Make positive interventions to check progress while children are working, by asking:

- Can you explain what you have done so far?
- What else is there to do?
- Why did you decide to use this method or do it this way?
- Can you think of another method that might have worked?
- Could there be a quicker way of doing this?
- What do you mean by…?
- What did you notice when…?
- Why did you decide to organise your results like that?
- Are you beginning to see a pattern or a rule?
- Do you think that this would work with other numbers?
- Have you thought of all the possibilities? How can you be sure?

## Questions when children are stuck

Ask children who are stuck:

- Can you describe the problem in your own words?
- Can you talk me through what you have done so far?
- What did you do last time? What is different this time?
- Is there something that you already know that might help?
- Could you try it with simpler numbers… fewer numbers… using a number line…?
- What about putting things in order?
- Would a table help, or a picture/diagram/graph?
- Why not make a guess and check if it works?
- Have you compared your work with anyone else’s?
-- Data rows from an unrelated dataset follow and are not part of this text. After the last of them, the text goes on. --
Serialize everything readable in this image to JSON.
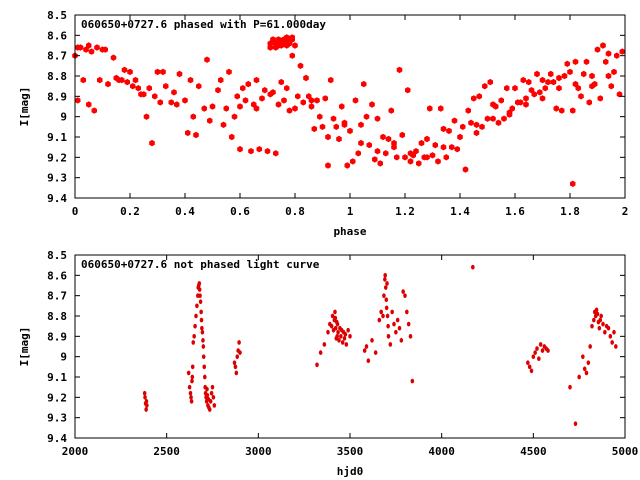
{
  "chart_data": [
    {
      "type": "scatter",
      "title": "060650+0727.6 phased with P=61.000day",
      "xlabel": "phase",
      "ylabel": "I[mag]",
      "xlim": [
        0,
        2
      ],
      "ylim": [
        8.5,
        9.4
      ],
      "y_inverted": true,
      "grid": false,
      "xticks": [
        "0",
        "0.2",
        "0.4",
        "0.6",
        "0.8",
        "1",
        "1.2",
        "1.4",
        "1.6",
        "1.8",
        "2"
      ],
      "yticks": [
        "8.5",
        "8.6",
        "8.7",
        "8.8",
        "8.9",
        "9",
        "9.1",
        "9.2",
        "9.3",
        "9.4"
      ],
      "marker_color": "#ff0000",
      "series": [
        {
          "x": [
            0.0,
            0.01,
            0.02,
            0.03,
            0.04,
            0.05,
            0.06,
            0.07,
            0.08,
            0.09,
            0.1,
            0.12,
            0.14,
            0.15,
            0.16,
            0.18,
            0.19,
            0.2,
            0.22,
            0.23,
            0.24,
            0.26,
            0.27,
            0.28,
            0.29,
            0.3,
            0.32,
            0.33,
            0.35,
            0.36,
            0.38,
            0.4,
            0.41,
            0.42,
            0.44,
            0.45,
            0.47,
            0.48,
            0.5,
            0.52,
            0.53,
            0.55,
            0.56,
            0.57,
            0.58,
            0.59,
            0.6,
            0.61,
            0.62,
            0.63,
            0.64,
            0.65,
            0.66,
            0.67,
            0.68,
            0.69,
            0.7,
            0.71,
            0.72,
            0.73,
            0.74,
            0.75,
            0.76,
            0.77,
            0.78,
            0.79,
            0.8,
            0.81,
            0.82,
            0.83,
            0.84,
            0.85,
            0.86,
            0.87,
            0.88,
            0.89,
            0.9,
            0.91,
            0.92,
            0.93,
            0.94,
            0.95,
            0.96,
            0.97,
            0.98,
            0.99,
            1.0,
            1.01,
            1.02,
            1.03,
            1.04,
            1.05,
            1.06,
            1.07,
            1.08,
            1.09,
            1.1,
            1.11,
            1.12,
            1.13,
            1.14,
            1.15,
            1.16,
            1.17,
            1.18,
            1.19,
            1.2,
            1.21,
            1.22,
            1.23,
            1.24,
            1.25,
            1.26,
            1.27,
            1.28,
            1.29,
            1.3,
            1.31,
            1.32,
            1.33,
            1.34,
            1.35,
            1.36,
            1.37,
            1.38,
            1.39,
            1.4,
            1.41,
            1.42,
            1.43,
            1.44,
            1.45,
            1.46,
            1.47,
            1.48,
            1.49,
            1.5,
            1.51,
            1.52,
            1.53,
            1.54,
            1.55,
            1.56,
            1.57,
            1.58,
            1.59,
            1.6,
            1.61,
            1.62,
            1.63,
            1.64,
            1.65,
            1.66,
            1.67,
            1.68,
            1.69,
            1.7,
            1.71,
            1.72,
            1.73,
            1.74,
            1.75,
            1.76,
            1.77,
            1.78,
            1.79,
            1.8,
            1.81,
            1.82,
            1.83,
            1.84,
            1.85,
            1.86,
            1.87,
            1.88,
            1.89,
            1.9,
            1.91,
            1.92,
            1.93,
            1.94,
            1.95,
            1.96,
            1.97,
            1.98,
            1.99,
            0.72,
            0.73,
            0.74,
            0.75,
            0.76,
            0.77,
            0.78,
            0.79,
            0.71,
            0.72,
            0.73,
            0.74,
            0.75,
            0.76,
            0.77,
            0.78,
            0.79,
            0.8,
            0.71,
            0.73,
            0.75,
            0.77,
            0.79,
            0.01,
            0.05,
            0.11,
            0.17,
            0.21,
            0.25,
            0.31,
            0.37,
            0.43,
            0.49,
            0.54,
            0.6,
            0.66,
            0.86,
            0.92,
            0.98,
            1.04,
            1.1,
            1.16,
            1.22,
            1.28,
            1.34,
            1.46,
            1.52,
            1.58,
            1.64,
            1.7,
            1.76,
            1.82,
            1.88,
            1.94,
            1.81
          ],
          "y": [
            8.7,
            8.92,
            8.66,
            8.82,
            8.67,
            8.94,
            8.68,
            8.97,
            8.66,
            8.82,
            8.67,
            8.84,
            8.71,
            8.81,
            8.82,
            8.77,
            8.83,
            8.78,
            8.82,
            8.86,
            8.89,
            9.0,
            8.86,
            9.13,
            8.9,
            8.78,
            8.78,
            8.85,
            8.93,
            8.88,
            8.79,
            8.92,
            9.08,
            8.82,
            9.09,
            8.85,
            8.96,
            8.72,
            8.95,
            8.87,
            8.82,
            8.96,
            8.78,
            9.1,
            9.0,
            8.9,
            9.16,
            8.86,
            8.92,
            8.84,
            9.17,
            8.94,
            8.82,
            9.16,
            8.91,
            8.87,
            9.17,
            8.89,
            8.88,
            9.18,
            8.94,
            8.83,
            8.92,
            8.86,
            8.97,
            8.7,
            8.96,
            8.9,
            8.75,
            8.93,
            8.81,
            8.9,
            8.95,
            9.06,
            8.92,
            9.0,
            9.05,
            8.91,
            9.24,
            8.82,
            9.01,
            9.05,
            9.11,
            8.95,
            9.03,
            9.24,
            9.07,
            9.22,
            8.92,
            9.18,
            9.04,
            8.84,
            9.0,
            9.14,
            8.94,
            9.21,
            9.01,
            9.23,
            9.1,
            9.18,
            9.11,
            8.97,
            9.13,
            9.2,
            8.77,
            9.09,
            9.2,
            8.87,
            9.22,
            9.19,
            9.17,
            9.23,
            9.13,
            9.2,
            9.11,
            8.96,
            9.19,
            9.14,
            9.22,
            8.96,
            9.15,
            9.2,
            9.07,
            9.15,
            9.02,
            9.16,
            9.1,
            9.05,
            9.26,
            8.97,
            9.03,
            8.91,
            9.04,
            8.9,
            9.05,
            8.85,
            9.01,
            8.83,
            8.94,
            8.95,
            9.03,
            8.92,
            9.01,
            8.86,
            8.98,
            8.96,
            8.86,
            8.93,
            8.93,
            8.82,
            8.91,
            8.83,
            8.87,
            8.89,
            8.79,
            8.88,
            8.82,
            8.86,
            8.83,
            8.79,
            8.83,
            8.96,
            8.81,
            8.97,
            8.8,
            8.74,
            8.78,
            8.97,
            8.73,
            8.86,
            8.9,
            8.79,
            8.73,
            8.93,
            8.8,
            8.84,
            8.67,
            8.91,
            8.65,
            8.73,
            8.69,
            8.85,
            8.78,
            8.7,
            8.89,
            8.68,
            8.62,
            8.64,
            8.65,
            8.63,
            8.62,
            8.64,
            8.63,
            8.61,
            8.66,
            8.63,
            8.64,
            8.62,
            8.65,
            8.63,
            8.61,
            8.64,
            8.62,
            8.65,
            8.64,
            8.66,
            8.63,
            8.65,
            8.62,
            8.66,
            8.65,
            8.67,
            8.82,
            8.85,
            8.89,
            8.93,
            8.94,
            9.0,
            9.02,
            9.04,
            8.95,
            8.96,
            8.92,
            9.1,
            9.04,
            9.13,
            9.17,
            9.15,
            9.18,
            9.2,
            9.06,
            9.08,
            9.01,
            8.99,
            8.94,
            8.91,
            8.86,
            8.84,
            8.85,
            8.8,
            9.33
          ]
        }
      ]
    },
    {
      "type": "scatter",
      "title": "060650+0727.6 not phased light curve",
      "xlabel": "hjd0",
      "ylabel": "I[mag]",
      "xlim": [
        2000,
        5000
      ],
      "ylim": [
        8.5,
        9.4
      ],
      "y_inverted": true,
      "grid": false,
      "xticks": [
        "2000",
        "2500",
        "3000",
        "3500",
        "4000",
        "4500",
        "5000"
      ],
      "yticks": [
        "8.5",
        "8.6",
        "8.7",
        "8.8",
        "8.9",
        "9",
        "9.1",
        "9.2",
        "9.3",
        "9.4"
      ],
      "marker_color": "#dd0000",
      "series": [
        {
          "x": [
            2380,
            2382,
            2385,
            2388,
            2390,
            2392,
            2620,
            2625,
            2630,
            2633,
            2636,
            2638,
            2640,
            2642,
            2645,
            2650,
            2655,
            2660,
            2665,
            2670,
            2672,
            2675,
            2678,
            2680,
            2682,
            2685,
            2688,
            2690,
            2692,
            2695,
            2698,
            2700,
            2702,
            2705,
            2708,
            2710,
            2712,
            2715,
            2718,
            2720,
            2722,
            2725,
            2728,
            2730,
            2735,
            2740,
            2745,
            2750,
            2755,
            2760,
            2870,
            2875,
            2880,
            2885,
            2890,
            2895,
            2900,
            3320,
            3340,
            3360,
            3380,
            3390,
            3400,
            3405,
            3410,
            3415,
            3418,
            3420,
            3422,
            3425,
            3428,
            3430,
            3432,
            3435,
            3440,
            3445,
            3450,
            3455,
            3460,
            3465,
            3470,
            3475,
            3480,
            3490,
            3500,
            3580,
            3590,
            3600,
            3620,
            3640,
            3660,
            3670,
            3680,
            3685,
            3690,
            3692,
            3695,
            3698,
            3700,
            3702,
            3705,
            3708,
            3710,
            3720,
            3730,
            3740,
            3750,
            3760,
            3770,
            3780,
            3790,
            3800,
            3810,
            3820,
            3830,
            3840,
            4170,
            4470,
            4480,
            4490,
            4500,
            4510,
            4520,
            4530,
            4540,
            4550,
            4560,
            4570,
            4580,
            4700,
            4730,
            4750,
            4770,
            4780,
            4790,
            4800,
            4810,
            4820,
            4830,
            4835,
            4840,
            4845,
            4850,
            4855,
            4860,
            4865,
            4870,
            4880,
            4890,
            4900,
            4910,
            4920,
            4930,
            4940,
            4950
          ],
          "y": [
            9.18,
            9.2,
            9.23,
            9.26,
            9.22,
            9.24,
            9.08,
            9.15,
            9.18,
            9.2,
            9.22,
            9.12,
            9.1,
            9.05,
            8.93,
            8.9,
            8.85,
            8.8,
            8.75,
            8.7,
            8.66,
            8.65,
            8.64,
            8.67,
            8.7,
            8.73,
            8.78,
            8.82,
            8.86,
            8.88,
            8.92,
            8.95,
            9.0,
            9.05,
            9.1,
            9.15,
            9.18,
            9.2,
            9.22,
            9.16,
            9.19,
            9.24,
            9.21,
            9.25,
            9.26,
            9.22,
            9.18,
            9.15,
            9.2,
            9.24,
            9.03,
            9.05,
            9.08,
            9.0,
            8.97,
            8.93,
            8.98,
            9.04,
            8.98,
            8.94,
            8.88,
            8.84,
            8.85,
            8.8,
            8.87,
            8.82,
            8.78,
            8.81,
            8.86,
            8.91,
            8.83,
            8.9,
            8.84,
            8.88,
            8.92,
            8.86,
            8.9,
            8.87,
            8.93,
            8.88,
            8.91,
            8.89,
            8.94,
            8.87,
            8.9,
            8.97,
            8.95,
            9.02,
            8.92,
            8.98,
            8.82,
            8.78,
            8.8,
            8.7,
            8.62,
            8.6,
            8.66,
            8.72,
            8.76,
            8.64,
            8.8,
            8.85,
            8.9,
            8.94,
            8.78,
            8.84,
            8.88,
            8.82,
            8.86,
            8.92,
            8.68,
            8.7,
            8.78,
            8.84,
            8.9,
            9.12,
            8.56,
            9.03,
            9.05,
            9.07,
            9.0,
            8.98,
            8.96,
            9.01,
            8.94,
            8.97,
            8.95,
            8.96,
            8.97,
            9.15,
            9.33,
            9.1,
            9.0,
            9.06,
            9.08,
            9.03,
            8.95,
            8.85,
            8.82,
            8.78,
            8.8,
            8.77,
            8.79,
            8.83,
            8.86,
            8.82,
            8.8,
            8.84,
            8.88,
            8.85,
            8.86,
            8.9,
            8.93,
            8.88,
            8.95
          ]
        }
      ]
    }
  ]
}
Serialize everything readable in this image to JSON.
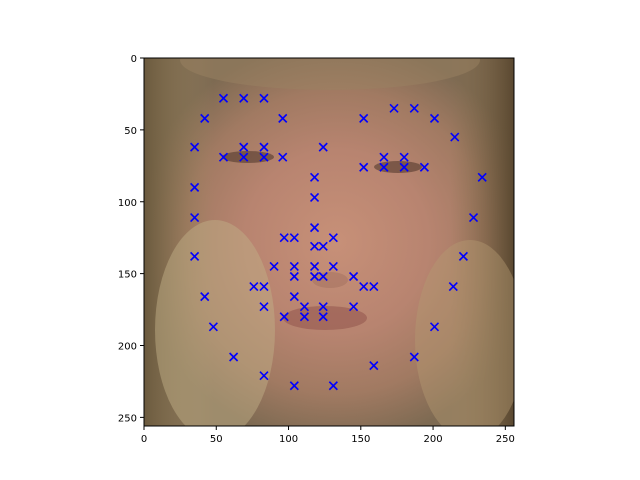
{
  "chart_data": {
    "type": "scatter",
    "title": "",
    "xlabel": "",
    "ylabel": "",
    "xlim": [
      0,
      256
    ],
    "ylim": [
      256,
      0
    ],
    "y_inverted": true,
    "grid": false,
    "background": "image",
    "background_subject": "face photograph",
    "x_ticks": [
      0,
      50,
      100,
      150,
      200,
      250
    ],
    "y_ticks": [
      0,
      50,
      100,
      150,
      200,
      250
    ],
    "marker": "x",
    "marker_color": "#0000ff",
    "series": [
      {
        "name": "",
        "points": [
          [
            55,
            28
          ],
          [
            69,
            28
          ],
          [
            83,
            28
          ],
          [
            42,
            42
          ],
          [
            96,
            42
          ],
          [
            152,
            42
          ],
          [
            173,
            35
          ],
          [
            187,
            35
          ],
          [
            201,
            42
          ],
          [
            215,
            55
          ],
          [
            35,
            62
          ],
          [
            55,
            69
          ],
          [
            69,
            62
          ],
          [
            69,
            69
          ],
          [
            83,
            62
          ],
          [
            83,
            69
          ],
          [
            96,
            69
          ],
          [
            124,
            62
          ],
          [
            152,
            76
          ],
          [
            166,
            69
          ],
          [
            166,
            76
          ],
          [
            180,
            69
          ],
          [
            180,
            76
          ],
          [
            194,
            76
          ],
          [
            234,
            83
          ],
          [
            118,
            83
          ],
          [
            35,
            90
          ],
          [
            118,
            97
          ],
          [
            35,
            111
          ],
          [
            228,
            111
          ],
          [
            118,
            118
          ],
          [
            97,
            125
          ],
          [
            104,
            125
          ],
          [
            118,
            131
          ],
          [
            124,
            131
          ],
          [
            131,
            125
          ],
          [
            35,
            138
          ],
          [
            221,
            138
          ],
          [
            90,
            145
          ],
          [
            104,
            145
          ],
          [
            104,
            152
          ],
          [
            118,
            145
          ],
          [
            118,
            152
          ],
          [
            124,
            152
          ],
          [
            131,
            145
          ],
          [
            145,
            152
          ],
          [
            152,
            159
          ],
          [
            159,
            159
          ],
          [
            76,
            159
          ],
          [
            83,
            159
          ],
          [
            214,
            159
          ],
          [
            42,
            166
          ],
          [
            104,
            166
          ],
          [
            83,
            173
          ],
          [
            111,
            173
          ],
          [
            111,
            180
          ],
          [
            124,
            173
          ],
          [
            124,
            180
          ],
          [
            145,
            173
          ],
          [
            97,
            180
          ],
          [
            48,
            187
          ],
          [
            201,
            187
          ],
          [
            62,
            208
          ],
          [
            187,
            208
          ],
          [
            159,
            214
          ],
          [
            83,
            221
          ],
          [
            104,
            228
          ],
          [
            131,
            228
          ]
        ]
      }
    ]
  }
}
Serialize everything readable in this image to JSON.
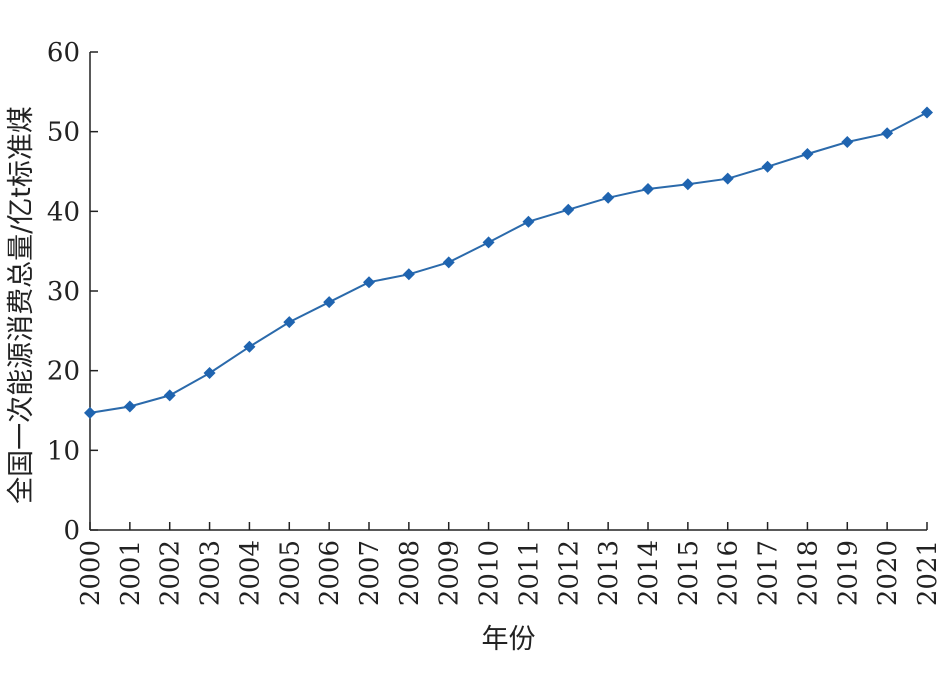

## Questions at the end of the lesson

During the plenary session of a lesson ask:

- How did you get your answer?
- Can you describe your method/pattern/rule to us all? Can you explain why it works?
- What could you try next?
- Would it work with different numbers?
- What if you had started with… rather than…?
- What if you could only use…?
- Is it a reasonable answer/result? What makes you say so?
- How did you check it?
- What have you learned or found out today?
- If you were doing it again, what would you do differently?
- Having done this, when could you use this method/information/idea again?
- Did you use any new words today? What do they mean? How do you spell them?
- What are the key points or ideas that you need to remember for the next lesson?